How do you assess the service provider industry’s future, both in and beyond Puerto Rico?
A couple of years ago, we identified visual inspection as a sector in which other competitors were not paying attention. BCS has built expertise in that area. We have been working in projects on vision inspection in the US and Puerto Rico, including manual, semi-auto, and automated. We have FDA commitments related to vision inspections, new processes for new facilities that are already PAI-approved.
We have also provided associate services to vision inspection, and BCS is designing and manufacturing tools to make those processes easier. We are obtaining patents with some of them. The company is working with industry players on the island who do vision inspection to create a group called the “Puerto Rico Visual Inspection Committee” in order to harmonize processes and further studies on visual inspection. The intention is to help local professionals from Puerto Rico to branch out internationally. Through the committee they can go from Puerto Rico to the rest of the world. We are also working on being the work source for inspectors and training facilities so the big players can outsource that.
Developing a niche is a good strategy for companies that want to succeed.
Ultimately it relies on strategic management. Each case is different; each provider needs to assess the internal and external factors, look at their strengths and weaknesses and decide on a strategy.
What is your vision for the future of the Puerto Rican life sciences industry and what role will BCS play within that?

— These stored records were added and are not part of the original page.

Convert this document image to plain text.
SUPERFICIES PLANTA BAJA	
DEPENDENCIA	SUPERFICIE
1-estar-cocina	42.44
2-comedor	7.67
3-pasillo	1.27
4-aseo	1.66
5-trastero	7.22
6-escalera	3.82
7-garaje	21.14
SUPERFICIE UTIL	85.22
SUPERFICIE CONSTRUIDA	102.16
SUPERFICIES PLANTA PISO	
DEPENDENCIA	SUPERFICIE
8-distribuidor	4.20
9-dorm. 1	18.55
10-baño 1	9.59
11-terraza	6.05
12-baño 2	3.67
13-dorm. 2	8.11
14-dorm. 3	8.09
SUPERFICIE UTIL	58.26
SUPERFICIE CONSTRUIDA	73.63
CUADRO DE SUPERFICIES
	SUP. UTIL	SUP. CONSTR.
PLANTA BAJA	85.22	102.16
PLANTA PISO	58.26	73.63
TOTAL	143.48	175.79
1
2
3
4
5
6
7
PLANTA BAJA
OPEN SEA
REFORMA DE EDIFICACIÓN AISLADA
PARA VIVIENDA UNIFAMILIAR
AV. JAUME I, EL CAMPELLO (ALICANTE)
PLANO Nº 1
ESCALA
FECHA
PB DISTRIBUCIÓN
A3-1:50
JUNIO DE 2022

Puerto Rican life sciences is a decades-old industry, globally known for its production quality. So, our manufacturing knowledge is one of our advantages. Still, infrastructure costs need to be revised to enhance our attractiveness for external capital investments. Meanwhile, BCS’ services on external markets will be the voice of the quality professionals residing on the island. As mentioned earlier; based on the latter we are advising South American manufacturers on how to establish manufacturing facilities on the island.
What objectives have you set for BCS to grow in the next five years?
BCS has a Business Strategic Plan which constantly monitors all factors (internal as well as external) and design or redesign of our strategy. Exports to emerging markets will be a big player in our future. As a matter of fact, we are currently researching the Cuban market as one of those possibilities. In concrete terms, our strategies are market development for exports and market penetration for the local side.
As a result of globalization, the healthcare and life sciences community became one big community. It is our job to strengthen links and maximize the international collaboration. For that, organizations such as PharmaBoardroom are essential; we should support them in fulfilling their mission while taking advantage of the community of collaboration and communication.